En rejoignant les formations politiques, est-ce que certains membres de la société civile ne donnent pas raison à Me Wade qui les taxait d’opposants encagoulés ?
Si vous prenez le cas Pierre Sané, il a été quand même le secrétaire général de Amnesty international. Quand il a quitté, il est allé à l’Unesco comme fonctionnaire international. Il quitte l’Unesco et devient un simple citoyen. Il n’a plus de lien contractuel avec la société civile. Il est libre d’aller où il veut. Il est allé au Parti socialiste. Quand vous regardez les statuts des organisations de la société civile, on n’interdit pas aux membres de la société civile d’être dans les partis. Par exemple, beaucoup de membres de la Raddho sont dans les partis politiques. Ce qu’on interdit, c’est d’être dans l’organisation de la société civile et d’être dans la direction d’un parti, c’est pour éviter les conflits d’intérêt.
Est-ce que la Raddho serait prête à prendre la défense d’un responsable du régime libéral sortant, victime d’injustice?
La Raddho ne considère pas quelqu’un qui vient se plaindre comme un opposant ou un partisan. Elle le considère comme un être humain. Quelqu’un qui entre à la Raddho est tout simplement un être humain. On ne regarde pas sa coloration politique. Si effectivement il y a des raisons objectives de le protéger, on va le protéger. C’est ça notre vocation. On ne peut pas fonctionner sur la base de la discrimination, par rapport au sexe, à la religion, à l’appartenance politique etc.
La Cour de répression de l’enrichissement illicite vient d’être réactivée, mais les responsables de l’ancien régime la dénoncent ardemment. Etes-vous de cet avis ?

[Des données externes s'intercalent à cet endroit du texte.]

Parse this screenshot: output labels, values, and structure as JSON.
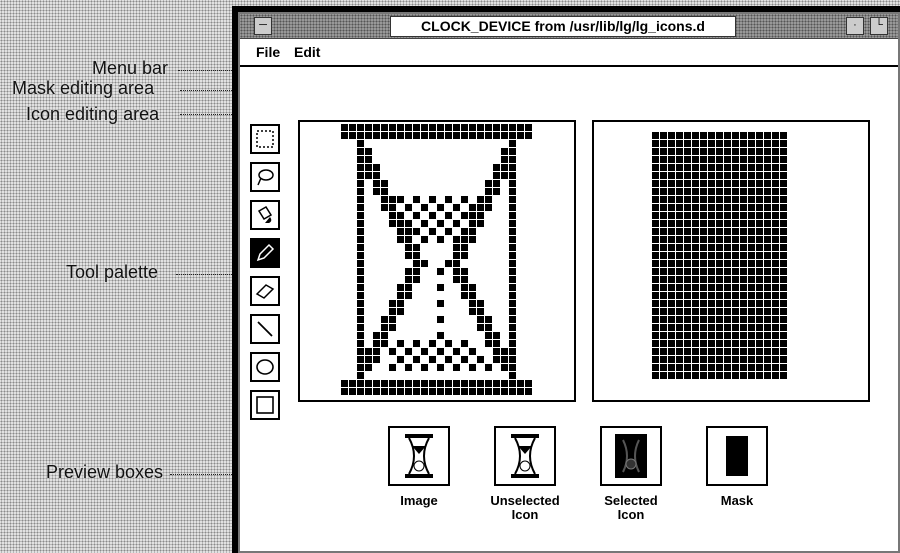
{
  "window": {
    "title": "CLOCK_DEVICE from /usr/lib/lg/lg_icons.d"
  },
  "menu": {
    "file": "File",
    "edit": "Edit"
  },
  "callouts": {
    "menu_bar": "Menu bar",
    "mask_area": "Mask editing area",
    "icon_area": "Icon editing area",
    "tool_palette": "Tool palette",
    "preview_boxes": "Preview boxes"
  },
  "tools": [
    {
      "name": "select-rect-tool",
      "icon": "dashed-rectangle-icon",
      "active": false
    },
    {
      "name": "lasso-tool",
      "icon": "lasso-icon",
      "active": false
    },
    {
      "name": "fill-tool",
      "icon": "paint-bucket-icon",
      "active": false
    },
    {
      "name": "pencil-tool",
      "icon": "pencil-icon",
      "active": true
    },
    {
      "name": "eraser-tool",
      "icon": "eraser-icon",
      "active": false
    },
    {
      "name": "line-tool",
      "icon": "line-icon",
      "active": false
    },
    {
      "name": "oval-tool",
      "icon": "oval-icon",
      "active": false
    },
    {
      "name": "rectangle-tool",
      "icon": "rectangle-icon",
      "active": false
    }
  ],
  "previews": {
    "image": {
      "line1": "Image",
      "line2": ""
    },
    "unselected": {
      "line1": "Unselected",
      "line2": "Icon"
    },
    "selected": {
      "line1": "Selected",
      "line2": "Icon"
    },
    "mask": {
      "line1": "Mask",
      "line2": ""
    }
  }
}
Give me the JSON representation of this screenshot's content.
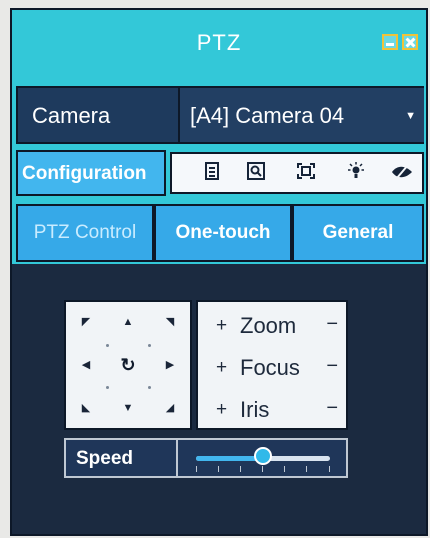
{
  "window": {
    "title": "PTZ"
  },
  "camera": {
    "label": "Camera",
    "value": "[A4] Camera 04"
  },
  "configuration": {
    "label": "Configuration"
  },
  "toolbar": {
    "icons": [
      "preset-list-icon",
      "search-icon",
      "fullscreen-icon",
      "light-icon",
      "wiper-icon"
    ]
  },
  "tabs": [
    {
      "label": "PTZ Control"
    },
    {
      "label": "One-touch"
    },
    {
      "label": "General"
    }
  ],
  "adjust": {
    "rows": [
      {
        "plus": "+",
        "label": "Zoom",
        "minus": "−"
      },
      {
        "plus": "+",
        "label": "Focus",
        "minus": "−"
      },
      {
        "plus": "+",
        "label": "Iris",
        "minus": "−"
      }
    ]
  },
  "speed": {
    "label": "Speed",
    "level": 0.5
  }
}
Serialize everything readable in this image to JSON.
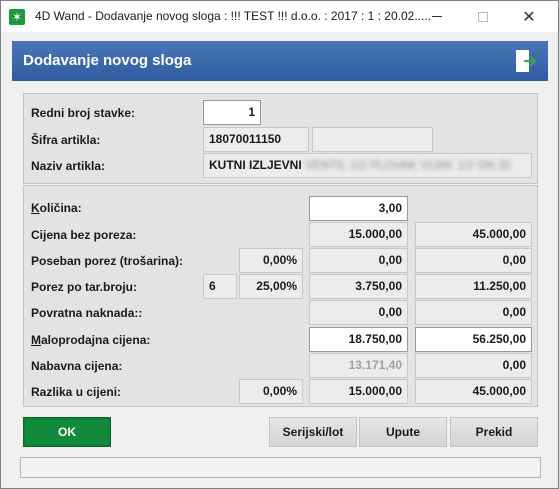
{
  "window": {
    "title": "4D Wand - Dodavanje novog sloga : !!! TEST !!! d.o.o. : 2017 : 1 : 20.02.....",
    "app_icon": "✶",
    "close_glyph": "✕"
  },
  "header": {
    "title": "Dodavanje novog sloga",
    "accent_color": "#3a68ab"
  },
  "form": {
    "redni_broj": {
      "label": "Redni broj stavke:",
      "value": "1"
    },
    "sifra": {
      "label": "Šifra artikla:",
      "value": "18070011150",
      "extra": ""
    },
    "naziv": {
      "label": "Naziv artikla:",
      "value": "KUTNI IZLJEVNI",
      "value_hidden": "VENTIL 1/2 PLOVAK VIJAK 1/2 DN 20"
    },
    "kolicina": {
      "label": "Količina:",
      "value": "3,00"
    },
    "cijena_bez_poreza": {
      "label": "Cijena bez poreza:",
      "unit": "15.000,00",
      "total": "45.000,00"
    },
    "poseban_porez": {
      "label": "Poseban porez (trošarina):",
      "percent": "0,00%",
      "unit": "0,00",
      "total": "0,00"
    },
    "porez": {
      "label": "Porez po tar.broju:",
      "code": "6",
      "percent": "25,00%",
      "unit": "3.750,00",
      "total": "11.250,00"
    },
    "povratna": {
      "label": "Povratna naknada::",
      "unit": "0,00",
      "total": "0,00"
    },
    "maloprodajna": {
      "label": "Maloprodajna cijena:",
      "unit": "18.750,00",
      "total": "56.250,00"
    },
    "nabavna": {
      "label": "Nabavna cijena:",
      "unit": "13.171,40",
      "total": "0,00"
    },
    "razlika": {
      "label": "Razlika u cijeni:",
      "percent": "0,00%",
      "unit": "15.000,00",
      "total": "45.000,00"
    }
  },
  "buttons": {
    "ok": "OK",
    "serijski": "Serijski/lot",
    "upute": "Upute",
    "prekid": "Prekid",
    "ok_color": "#118a3b"
  },
  "status": {
    "text": ""
  }
}
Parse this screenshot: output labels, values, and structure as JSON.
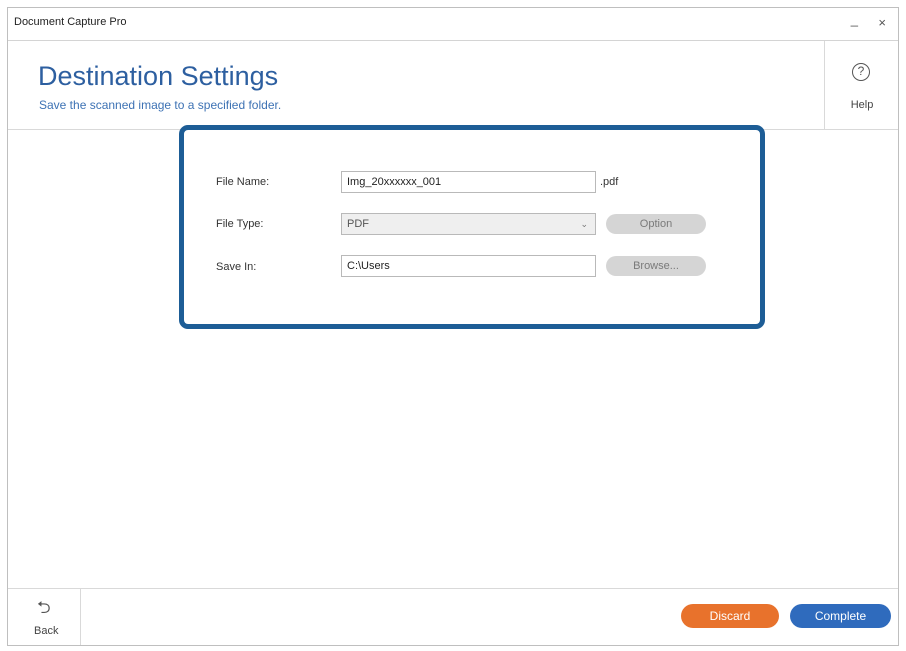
{
  "window": {
    "title": "Document Capture Pro",
    "minimize_glyph": "_",
    "close_glyph": "×"
  },
  "header": {
    "title": "Destination Settings",
    "subtitle": "Save the scanned image to a specified folder.",
    "help_label": "Help",
    "help_icon": "question-circle-icon",
    "help_glyph": "?"
  },
  "form": {
    "file_name": {
      "label": "File Name:",
      "value": "Img_20xxxxxx_001",
      "extension": ".pdf"
    },
    "file_type": {
      "label": "File Type:",
      "selected": "PDF",
      "option_button": "Option"
    },
    "save_in": {
      "label": "Save In:",
      "value": "C:\\Users",
      "browse_button": "Browse..."
    }
  },
  "footer": {
    "back_label": "Back",
    "back_glyph": "⮌",
    "discard_label": "Discard",
    "complete_label": "Complete"
  },
  "colors": {
    "accent": "#2d5fa0",
    "highlight_border": "#1d5d96",
    "discard": "#e8722c",
    "complete": "#2f6bbd"
  }
}
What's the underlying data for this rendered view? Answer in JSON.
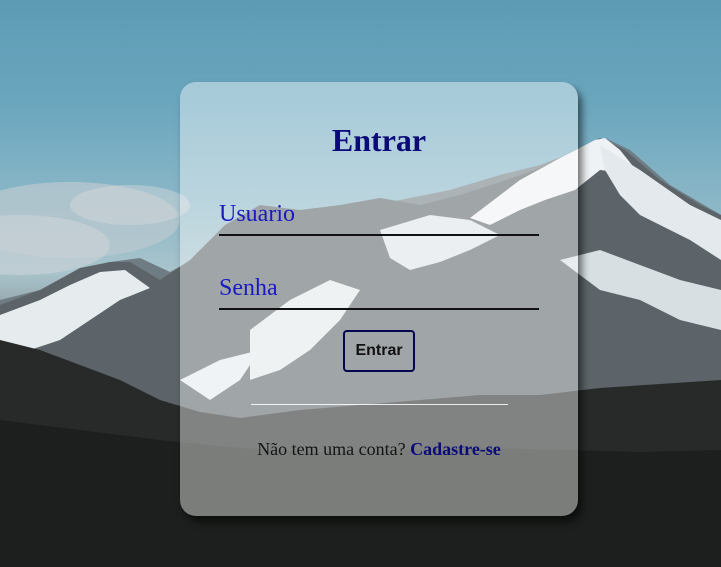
{
  "login": {
    "title": "Entrar",
    "username_placeholder": "Usuario",
    "password_placeholder": "Senha",
    "submit_label": "Entrar",
    "signup_prompt": "Não tem uma conta?",
    "signup_link": "Cadastre-se"
  },
  "colors": {
    "title": "#0a0a78",
    "placeholder": "#1a1ac4",
    "link": "#0a0a78",
    "button_border": "#06064f"
  }
}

Il y a la volonté politique de la part du président de la République d’en finir avec les détournements de deniers publics, car un signal fort a été lancé. Ce n’est pas un message lancé uniquement aux membres de l’ancien régime. C’est pour dire aussi à sa propre équipe : vous avez intérêt à faire attention, il y a désormais la Cour de répression de l’enrichissement illicite. En principe, il (Macky Sall) aurait dû en discuter. Ça veut dire : créer le débat, réfléchir autour de son opportunité, de son efficacité. Voir ce qu’il nous faut par rapport à une justice qui est pratiquement par terre. Une justice où il y a quelques rares magistrats qui résistent, pour tenir tête au système. Aujourd’hui, la promotion des juges est entre les mains de l’Exécutif. Les punitions, les sanctions, les carrières, c’est entre les mains de l’Exécutif. On ne peut pas avoir une justice indépendante dans ces conditions.
Quelles sont les conditions pour décrocher la justice de la tutelle encombrante de l’Exécutif ?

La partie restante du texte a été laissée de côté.